Depuis quelques jours, le dossier relatif à la détention du panafricaniste Kèmi Séba en l’Afrique du Sud continue avec ses vagues de rebondissements politiques et judiciaires. Pendant que le Bénin se plie à quatre pour une extradition du détenu selon le procureur spécial de la Criet, Mario Mètonou, la justice sud-africaine vient de prolonger le suspense en reportant le procès pour sa libération.
Selon les sources officielles, au terme de l’audience qui s’est tenue hier mercredi 29 avril 2026, la justice sud-africaine a repoussé au 11 mai 2026 l’examen de la demande de libération sous caution du panafricaniste Kemi Seba. Pendant que le Bénin met tout en œuvre pour son extradition, les juges sud-africains ont décidé de le maintenir en détention provisoire. De même, leparquet s’oppose à sa remise en liberté, l’accusant d’avoir planifié des attaques terroristes en Europe.
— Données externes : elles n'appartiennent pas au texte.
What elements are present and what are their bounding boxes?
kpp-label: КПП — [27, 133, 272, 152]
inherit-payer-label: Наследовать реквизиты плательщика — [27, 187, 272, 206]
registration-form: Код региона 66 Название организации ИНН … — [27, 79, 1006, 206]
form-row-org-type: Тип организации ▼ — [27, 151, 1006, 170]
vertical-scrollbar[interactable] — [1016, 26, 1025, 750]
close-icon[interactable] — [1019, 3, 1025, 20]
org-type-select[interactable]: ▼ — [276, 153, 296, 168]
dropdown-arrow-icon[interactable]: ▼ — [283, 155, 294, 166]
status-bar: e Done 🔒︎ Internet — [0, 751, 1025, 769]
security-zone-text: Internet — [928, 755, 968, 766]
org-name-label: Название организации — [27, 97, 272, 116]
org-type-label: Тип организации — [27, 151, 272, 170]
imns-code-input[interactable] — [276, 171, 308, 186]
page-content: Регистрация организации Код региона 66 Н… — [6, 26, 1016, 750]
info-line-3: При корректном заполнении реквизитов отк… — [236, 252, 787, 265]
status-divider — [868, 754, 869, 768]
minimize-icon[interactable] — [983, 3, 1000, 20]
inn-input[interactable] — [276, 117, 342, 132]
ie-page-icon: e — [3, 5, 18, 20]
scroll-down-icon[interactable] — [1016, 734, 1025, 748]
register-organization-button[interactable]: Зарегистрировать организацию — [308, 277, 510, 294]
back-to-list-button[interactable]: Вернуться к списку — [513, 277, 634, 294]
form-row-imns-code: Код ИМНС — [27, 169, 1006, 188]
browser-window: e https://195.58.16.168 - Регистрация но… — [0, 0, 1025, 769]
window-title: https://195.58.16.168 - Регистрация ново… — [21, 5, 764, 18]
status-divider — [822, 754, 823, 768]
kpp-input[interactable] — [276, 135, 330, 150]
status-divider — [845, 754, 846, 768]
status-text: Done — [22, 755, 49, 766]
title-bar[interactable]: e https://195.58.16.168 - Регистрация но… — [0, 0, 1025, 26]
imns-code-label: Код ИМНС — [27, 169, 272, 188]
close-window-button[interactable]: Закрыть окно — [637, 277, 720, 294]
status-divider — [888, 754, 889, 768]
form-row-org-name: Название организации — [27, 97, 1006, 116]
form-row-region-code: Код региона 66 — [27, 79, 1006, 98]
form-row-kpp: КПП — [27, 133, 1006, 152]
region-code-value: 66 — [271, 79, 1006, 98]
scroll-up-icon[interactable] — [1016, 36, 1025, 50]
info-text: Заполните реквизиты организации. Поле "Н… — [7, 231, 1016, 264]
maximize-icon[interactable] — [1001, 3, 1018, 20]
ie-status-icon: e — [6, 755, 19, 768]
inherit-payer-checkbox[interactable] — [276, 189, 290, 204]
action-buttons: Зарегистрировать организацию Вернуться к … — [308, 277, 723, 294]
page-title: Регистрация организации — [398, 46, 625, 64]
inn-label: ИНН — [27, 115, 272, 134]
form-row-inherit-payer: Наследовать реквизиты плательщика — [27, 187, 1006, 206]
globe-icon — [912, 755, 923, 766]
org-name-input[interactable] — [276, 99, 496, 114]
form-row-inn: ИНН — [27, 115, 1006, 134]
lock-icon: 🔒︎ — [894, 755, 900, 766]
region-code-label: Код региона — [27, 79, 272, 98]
Des chefs d’accusation qui ont été niées par Kèmi Séba au cours de l’audience selon ses avocats.
Cette nouvelle prolongation de la détention provisoire du prévenu ravive le débat sur l’extradition de l’individu tant souhaité par le Bénin pour répondre de ses actes. Au cours d’un point de presse, le procureur spécial de la Cour de répression des infractions économiques et du terrorisme, Mario Mètonou a affirmé avoir saisi les autorités judiciaires sud-africaines pour obtenir une arrestation provisoire de Kèmi Séba, sur la base de deux mandats d’arrêt internationaux. Cette démarche, précise-t-il, s’inscrit dans le cadre d’accusations graves : blanchiment de capitaux, incitation à la haine, apologie de crime, et implication présumée dans une tentative de déstabilisation des institutions de l’État. À
en croire le magistrat, la détention actuelle de l’activiste en Afrique du Sud découle donc directement d’une initiative béninoise, mais limitée à une demande d’arrestation provisoire en attendant d’éventuelles suites judiciaires. Une nuance importante, qui distingue juridiquement l’arrestation provisoire de la procédure formelle d’extradition. Néanmoins selon les observateurs de l’environnement juridique, cette nouvelle prolongation de la détention de Kèmi Séba par la justice sud-africaine vient de multiplier par le néant les propos du procureur spécial de la Criet qui faisait croire en quelque sorte que les autorités judiciaires de l’Afrique du Sud sont en étroite collaboration avec celles du Bénin.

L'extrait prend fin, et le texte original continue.